'Resurrecting Leonardo' examines visualization in art and science

A symposium examining the nature of the visualization process and the ways it has been used by artists and scientists to convey the wonderment of discovery to a broad audience will be held Wednesday, Feb. 2, 1-4 p.m. in 227 Herter Hall.

“Resurrecting Leonardo: Reconnecting Art and Science for Education” was organized in connection with the opening reception of “Small World,” a juried exhibition of entries in the 30th annual Nikon International Photomicrography Competition, which will be displayed Feb. 2 to March 4 at Herter Gallery.

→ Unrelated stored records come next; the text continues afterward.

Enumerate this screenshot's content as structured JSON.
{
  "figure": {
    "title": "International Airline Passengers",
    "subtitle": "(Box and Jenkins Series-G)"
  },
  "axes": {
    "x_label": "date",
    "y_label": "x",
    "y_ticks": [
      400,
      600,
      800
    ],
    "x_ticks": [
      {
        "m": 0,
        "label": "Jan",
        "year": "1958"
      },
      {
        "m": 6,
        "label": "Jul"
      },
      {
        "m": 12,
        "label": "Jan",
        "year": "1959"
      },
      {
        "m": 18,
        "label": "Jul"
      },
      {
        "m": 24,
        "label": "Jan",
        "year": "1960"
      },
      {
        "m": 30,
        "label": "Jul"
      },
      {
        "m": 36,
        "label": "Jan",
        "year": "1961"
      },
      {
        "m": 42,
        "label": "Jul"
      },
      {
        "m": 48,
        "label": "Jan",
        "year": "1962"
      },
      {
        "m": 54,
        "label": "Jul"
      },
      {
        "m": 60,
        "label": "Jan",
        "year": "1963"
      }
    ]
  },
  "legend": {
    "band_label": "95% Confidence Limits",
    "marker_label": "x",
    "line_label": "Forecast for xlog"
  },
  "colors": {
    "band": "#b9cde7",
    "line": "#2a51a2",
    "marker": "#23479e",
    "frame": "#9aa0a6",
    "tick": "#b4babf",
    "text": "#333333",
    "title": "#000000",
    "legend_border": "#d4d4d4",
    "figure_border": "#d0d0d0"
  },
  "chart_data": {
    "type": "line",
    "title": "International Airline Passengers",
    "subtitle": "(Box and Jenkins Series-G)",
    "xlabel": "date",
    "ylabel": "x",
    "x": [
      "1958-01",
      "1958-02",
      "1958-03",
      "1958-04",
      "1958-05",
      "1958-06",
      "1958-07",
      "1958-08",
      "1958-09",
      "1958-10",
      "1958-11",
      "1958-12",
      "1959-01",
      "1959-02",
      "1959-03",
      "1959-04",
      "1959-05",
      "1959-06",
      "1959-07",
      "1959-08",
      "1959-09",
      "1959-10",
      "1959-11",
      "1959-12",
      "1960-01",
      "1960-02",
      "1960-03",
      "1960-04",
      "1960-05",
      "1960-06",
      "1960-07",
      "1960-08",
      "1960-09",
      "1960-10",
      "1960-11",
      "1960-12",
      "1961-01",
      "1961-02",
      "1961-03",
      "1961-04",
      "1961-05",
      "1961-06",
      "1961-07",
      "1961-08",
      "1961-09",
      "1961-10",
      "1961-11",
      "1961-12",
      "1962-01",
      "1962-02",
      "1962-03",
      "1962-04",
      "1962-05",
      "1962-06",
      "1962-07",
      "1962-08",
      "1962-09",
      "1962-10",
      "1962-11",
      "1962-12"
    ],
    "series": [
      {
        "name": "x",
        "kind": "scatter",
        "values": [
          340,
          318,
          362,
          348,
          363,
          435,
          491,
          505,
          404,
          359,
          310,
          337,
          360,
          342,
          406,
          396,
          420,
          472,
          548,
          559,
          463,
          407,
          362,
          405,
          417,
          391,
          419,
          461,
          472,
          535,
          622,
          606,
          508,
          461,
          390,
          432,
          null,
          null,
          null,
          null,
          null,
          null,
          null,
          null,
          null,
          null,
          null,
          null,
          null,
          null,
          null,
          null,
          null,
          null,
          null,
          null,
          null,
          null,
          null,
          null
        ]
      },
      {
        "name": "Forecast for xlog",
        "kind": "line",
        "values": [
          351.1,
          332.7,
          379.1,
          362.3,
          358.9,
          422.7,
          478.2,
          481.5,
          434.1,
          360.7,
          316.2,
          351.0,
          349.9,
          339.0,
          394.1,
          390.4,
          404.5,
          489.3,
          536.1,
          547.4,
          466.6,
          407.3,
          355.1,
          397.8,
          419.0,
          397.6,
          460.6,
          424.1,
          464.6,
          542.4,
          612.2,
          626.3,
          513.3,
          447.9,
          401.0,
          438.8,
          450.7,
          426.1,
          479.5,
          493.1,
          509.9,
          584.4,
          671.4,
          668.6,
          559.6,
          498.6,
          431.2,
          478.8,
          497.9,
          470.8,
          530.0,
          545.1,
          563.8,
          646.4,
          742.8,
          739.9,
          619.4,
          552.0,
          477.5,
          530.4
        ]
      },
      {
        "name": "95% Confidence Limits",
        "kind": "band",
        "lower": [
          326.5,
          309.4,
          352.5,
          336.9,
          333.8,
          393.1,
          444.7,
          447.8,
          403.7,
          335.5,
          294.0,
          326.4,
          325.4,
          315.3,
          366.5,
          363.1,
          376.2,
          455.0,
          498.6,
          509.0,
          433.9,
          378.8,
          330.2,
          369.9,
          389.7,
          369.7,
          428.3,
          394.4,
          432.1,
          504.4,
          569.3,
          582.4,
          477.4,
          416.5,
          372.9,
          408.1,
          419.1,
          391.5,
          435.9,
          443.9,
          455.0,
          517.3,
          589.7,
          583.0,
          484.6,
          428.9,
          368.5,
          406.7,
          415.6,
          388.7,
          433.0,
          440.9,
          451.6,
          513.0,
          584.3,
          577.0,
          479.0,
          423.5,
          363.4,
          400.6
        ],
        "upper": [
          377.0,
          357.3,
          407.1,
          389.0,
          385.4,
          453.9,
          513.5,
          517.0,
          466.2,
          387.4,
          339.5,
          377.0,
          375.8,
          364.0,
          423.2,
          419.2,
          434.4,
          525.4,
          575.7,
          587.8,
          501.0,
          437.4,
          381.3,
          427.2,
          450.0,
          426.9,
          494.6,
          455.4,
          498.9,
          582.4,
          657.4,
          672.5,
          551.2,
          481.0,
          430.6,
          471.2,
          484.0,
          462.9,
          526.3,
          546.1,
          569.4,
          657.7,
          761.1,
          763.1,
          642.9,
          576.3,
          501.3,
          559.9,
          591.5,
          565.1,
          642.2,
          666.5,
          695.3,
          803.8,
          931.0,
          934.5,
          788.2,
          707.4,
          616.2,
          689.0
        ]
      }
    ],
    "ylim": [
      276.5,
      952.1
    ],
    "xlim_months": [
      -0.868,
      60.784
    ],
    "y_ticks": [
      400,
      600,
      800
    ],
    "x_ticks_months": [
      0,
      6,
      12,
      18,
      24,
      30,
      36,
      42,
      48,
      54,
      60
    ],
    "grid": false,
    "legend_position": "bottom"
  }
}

The reception is from 4-6 p.m.

The symposium will feature the following presentations:

Suzanne Anker, a visual artist and theorist working with genetic imagery who chairs the art history department at the School of Visual Arts in New York, will discuss “Picture Perfect: From Golden Means to Golden Boys.”

Felice Frankel of the Massachusetts Institute of Technology will speak on “The Power of the Pretty Picture: A Science Photographer’s Perspective.” Frankel is a science photographer and author of “Envisioning Science.”

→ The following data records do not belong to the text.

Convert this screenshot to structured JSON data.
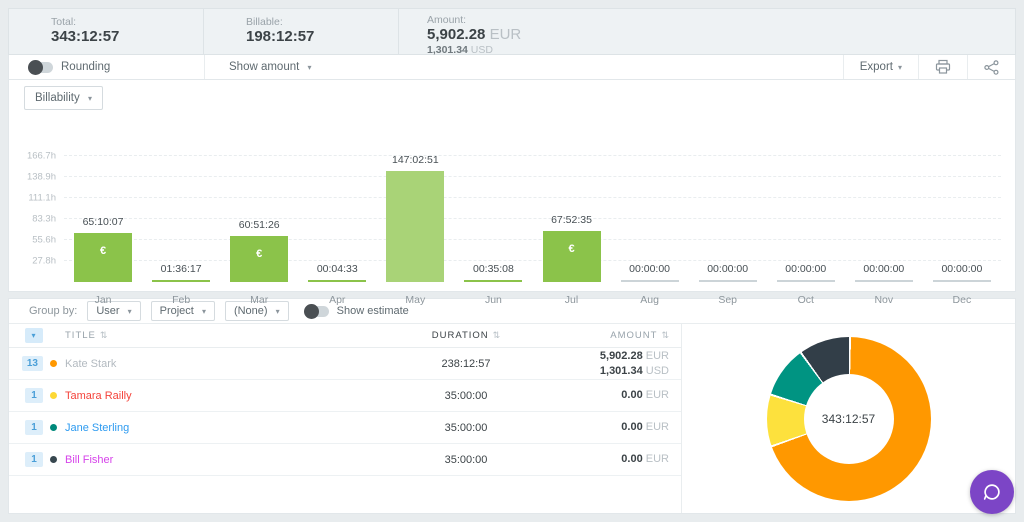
{
  "summary": {
    "total_label": "Total:",
    "total_value": "343:12:57",
    "billable_label": "Billable:",
    "billable_value": "198:12:57",
    "amount_label": "Amount:",
    "amount_value": "5,902.28",
    "amount_currency": "EUR",
    "amount_secondary_value": "1,301.34",
    "amount_secondary_currency": "USD"
  },
  "toolbar": {
    "rounding_label": "Rounding",
    "show_amount_label": "Show amount",
    "export_label": "Export"
  },
  "chart_filter": {
    "label": "Billability"
  },
  "chart_data": {
    "type": "bar",
    "title": "Billability",
    "categories": [
      "Jan",
      "Feb",
      "Mar",
      "Apr",
      "May",
      "Jun",
      "Jul",
      "Aug",
      "Sep",
      "Oct",
      "Nov",
      "Dec"
    ],
    "value_labels": [
      "65:10:07",
      "01:36:17",
      "60:51:26",
      "00:04:33",
      "147:02:51",
      "00:35:08",
      "67:52:35",
      "00:00:00",
      "00:00:00",
      "00:00:00",
      "00:00:00",
      "00:00:00"
    ],
    "hours": [
      65.17,
      1.6,
      60.86,
      0.08,
      147.05,
      0.59,
      67.88,
      0,
      0,
      0,
      0,
      0
    ],
    "bar_styles": [
      "billable",
      "billable",
      "billable",
      "billable",
      "nonbillable",
      "billable",
      "billable",
      "zero",
      "zero",
      "zero",
      "zero",
      "zero"
    ],
    "euro_icon": [
      true,
      false,
      true,
      false,
      false,
      false,
      true,
      false,
      false,
      false,
      false,
      false
    ],
    "ylabel_ticks": [
      "27.8h",
      "55.6h",
      "83.3h",
      "111.1h",
      "138.9h",
      "166.7h"
    ],
    "ylim": [
      0,
      166.7
    ],
    "grid": true,
    "colors": {
      "billable": "#8bc34a",
      "nonbillable": "#a9d377",
      "zero": "#ccd4d8"
    }
  },
  "group_bar": {
    "label": "Group by:",
    "dropdowns": [
      "User",
      "Project",
      "(None)"
    ],
    "show_estimate_label": "Show estimate"
  },
  "table": {
    "headers": {
      "title": "TITLE",
      "duration": "DURATION",
      "amount": "AMOUNT"
    },
    "sort_icon": "⇅",
    "rows": [
      {
        "count": "13",
        "dot_color": "#ff9800",
        "name": "Kate Stark",
        "name_color": "#b3bac0",
        "duration": "238:12:57",
        "amounts": [
          {
            "value": "5,902.28",
            "currency": "EUR"
          },
          {
            "value": "1,301.34",
            "currency": "USD"
          }
        ]
      },
      {
        "count": "1",
        "dot_color": "#fdd835",
        "name": "Tamara Railly",
        "name_color": "#f4433b",
        "duration": "35:00:00",
        "amounts": [
          {
            "value": "0.00",
            "currency": "EUR"
          }
        ]
      },
      {
        "count": "1",
        "dot_color": "#00897b",
        "name": "Jane Sterling",
        "name_color": "#2e9bf0",
        "duration": "35:00:00",
        "amounts": [
          {
            "value": "0.00",
            "currency": "EUR"
          }
        ]
      },
      {
        "count": "1",
        "dot_color": "#37474f",
        "name": "Bill Fisher",
        "name_color": "#d643ea",
        "duration": "35:00:00",
        "amounts": [
          {
            "value": "0.00",
            "currency": "EUR"
          }
        ]
      }
    ]
  },
  "donut_chart": {
    "type": "pie",
    "center_label": "343:12:57",
    "slices": [
      {
        "name": "Kate Stark",
        "pct": 69.4,
        "color": "#ff9800"
      },
      {
        "name": "Tamara Railly",
        "pct": 10.2,
        "color": "#fde13d"
      },
      {
        "name": "Jane Sterling",
        "pct": 10.2,
        "color": "#009482"
      },
      {
        "name": "Bill Fisher",
        "pct": 10.2,
        "color": "#323e48"
      }
    ]
  },
  "chart_euro_symbol": "€",
  "caret_symbol": "▾"
}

“Making Science Visible: The Role of Visualization in Promoting Scientific Literacy,”
will be presented by Janice D. Gobert of the Concord Consortium. Gobert is research director of "Modeling Across the Curriculum" and “Making Thinking Visible."

Sherwin B. Nuland of the Yale School of Medicine will discuss “Artists and Anatomists: Renaissance Bedfellows.” Nuland is a surgeon and the award-winning author of "How We Die."

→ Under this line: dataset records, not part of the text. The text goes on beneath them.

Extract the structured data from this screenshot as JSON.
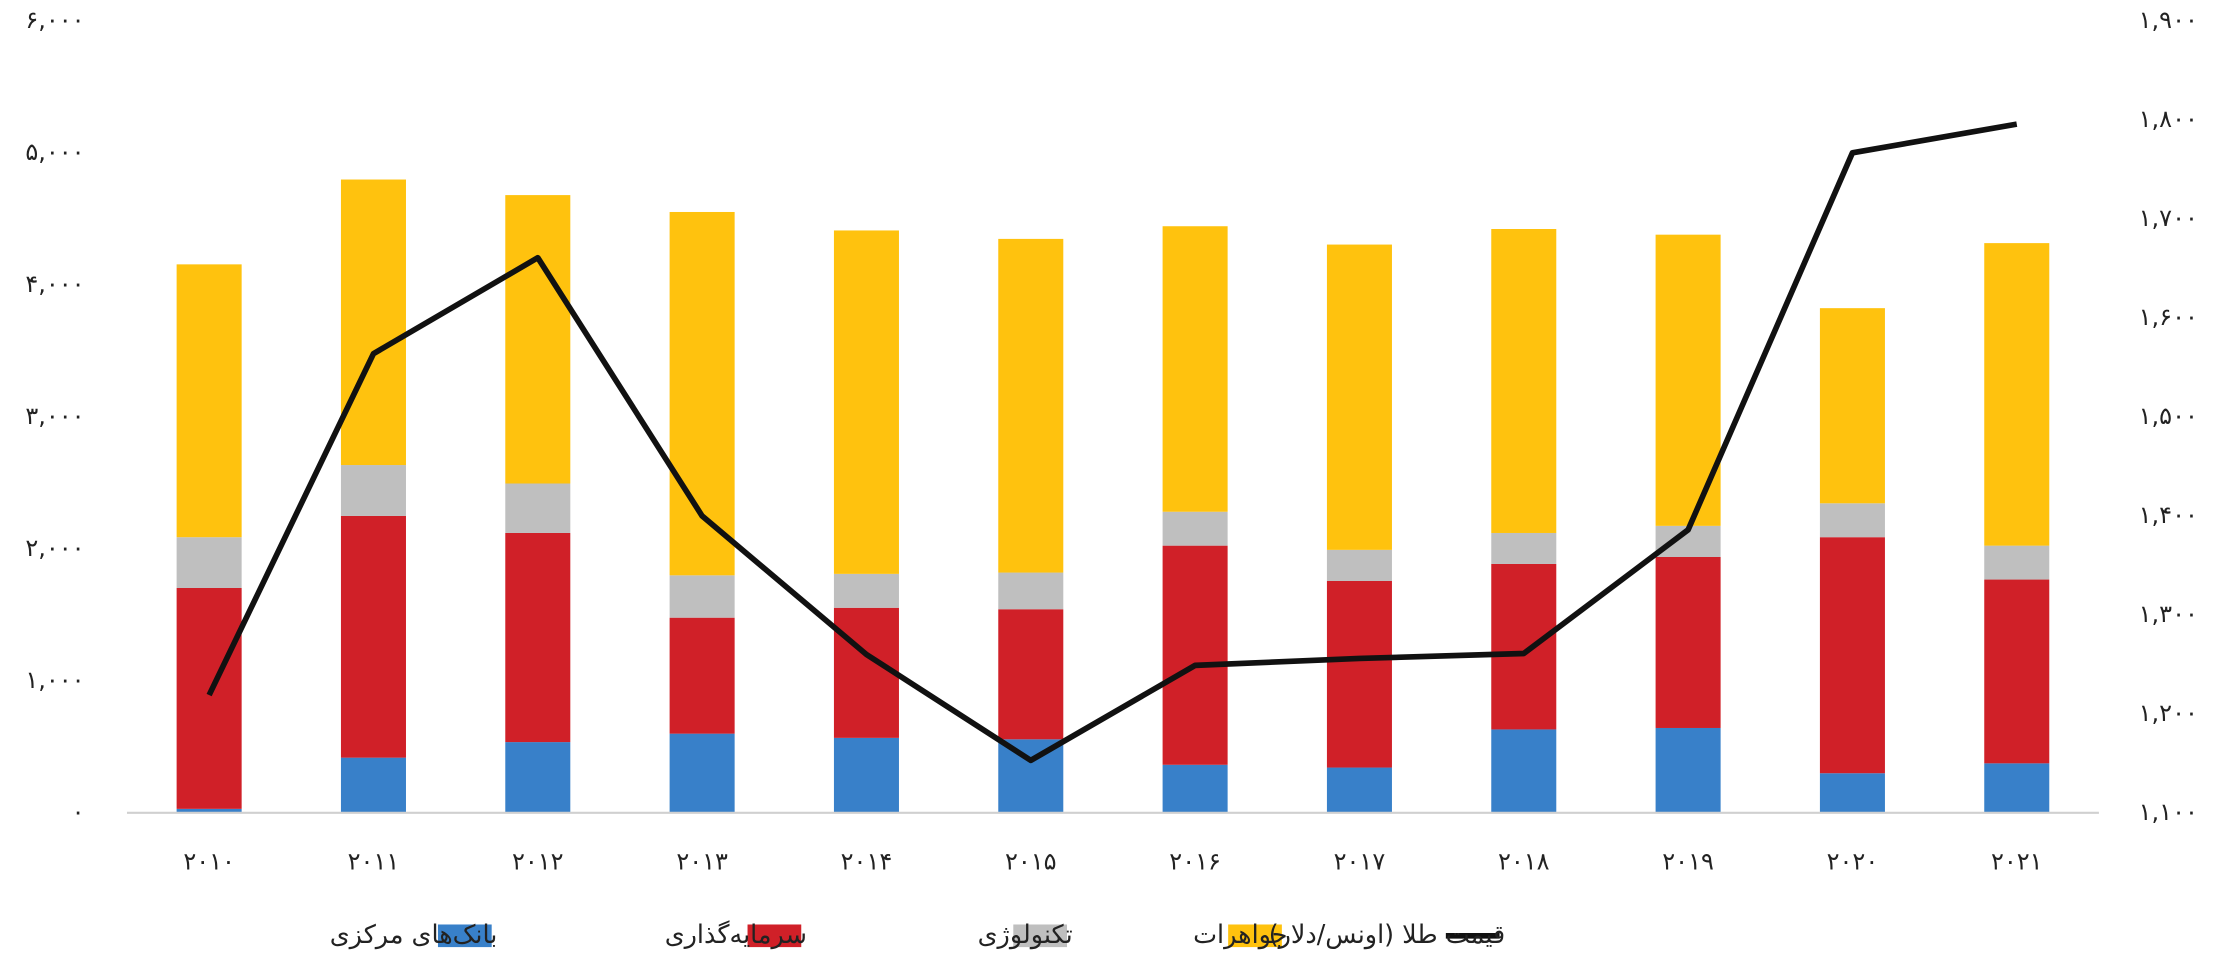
{
  "chart_data": {
    "type": "bar_line",
    "categories": [
      "۲۰۱۰",
      "۲۰۱۱",
      "۲۰۱۲",
      "۲۰۱۳",
      "۲۰۱۴",
      "۲۰۱۵",
      "۲۰۱۶",
      "۲۰۱۷",
      "۲۰۱۸",
      "۲۰۱۹",
      "۲۰۲۰",
      "۲۰۲۱"
    ],
    "series": [
      {
        "name": "بانک‌های مرکزی",
        "color": "#3880c9",
        "type": "bar",
        "values": [
          30,
          418,
          536,
          600,
          568,
          557,
          364,
          343,
          632,
          643,
          300,
          375
        ]
      },
      {
        "name": "سرمایه‌گذاری",
        "color": "#d02028",
        "type": "bar",
        "values": [
          1674,
          1832,
          1585,
          879,
          986,
          986,
          1661,
          1414,
          1254,
          1296,
          1789,
          1393
        ]
      },
      {
        "name": "تکنولوژی",
        "color": "#bfbfbf",
        "type": "bar",
        "values": [
          385,
          386,
          375,
          321,
          257,
          278,
          257,
          236,
          235,
          236,
          257,
          257
        ]
      },
      {
        "name": "جواهرات",
        "color": "#ffc20e",
        "type": "bar",
        "values": [
          2068,
          2164,
          2186,
          2754,
          2603,
          2529,
          2164,
          2314,
          2304,
          2207,
          1479,
          2293
        ]
      },
      {
        "name": "قیمت طلا (اونس/دلار)",
        "color": "#111111",
        "type": "line",
        "axis": "y2",
        "values": [
          1219,
          1564,
          1661,
          1400,
          1260,
          1153,
          1249,
          1256,
          1261,
          1386,
          1767,
          1796
        ]
      }
    ],
    "stacked": true,
    "ylim": [
      0,
      6000
    ],
    "yticks": [
      {
        "value": 0,
        "label": "۰"
      },
      {
        "value": 1000,
        "label": "۱,۰۰۰"
      },
      {
        "value": 2000,
        "label": "۲,۰۰۰"
      },
      {
        "value": 3000,
        "label": "۳,۰۰۰"
      },
      {
        "value": 4000,
        "label": "۴,۰۰۰"
      },
      {
        "value": 5000,
        "label": "۵,۰۰۰"
      },
      {
        "value": 6000,
        "label": "۶,۰۰۰"
      }
    ],
    "y2lim": [
      1100,
      1900
    ],
    "y2ticks": [
      {
        "value": 1100,
        "label": "۱,۱۰۰"
      },
      {
        "value": 1200,
        "label": "۱,۲۰۰"
      },
      {
        "value": 1300,
        "label": "۱,۳۰۰"
      },
      {
        "value": 1400,
        "label": "۱,۴۰۰"
      },
      {
        "value": 1500,
        "label": "۱,۵۰۰"
      },
      {
        "value": 1600,
        "label": "۱,۶۰۰"
      },
      {
        "value": 1700,
        "label": "۱,۷۰۰"
      },
      {
        "value": 1800,
        "label": "۱,۸۰۰"
      },
      {
        "value": 1900,
        "label": "۱,۹۰۰"
      }
    ],
    "grid": false,
    "legend": "bottom"
  }
}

Concluding remarks will be offered by Lee Shuett, executive vice president of Nikon Instruments.

“Resurrecting Leonardo” is a collaboration between the Vice Provost for Research, the College of Humanities and Fine Arts, the College of Natural Sciences and Mathematics, the Department of Art, and the Ventures in Science Using Art Laboratory (VISUAL) Program of the National Science Foundation-supported Materials Research Science and Engineering Center.

“Small World” was made possible in part with a grant from the UMass Arts Council and in collaboration with the College of Humanities and Fine Arts, the College of Natural Sciences and Mathematics and the VISUAL Program.

The symposium and exhibition are free and open to the public.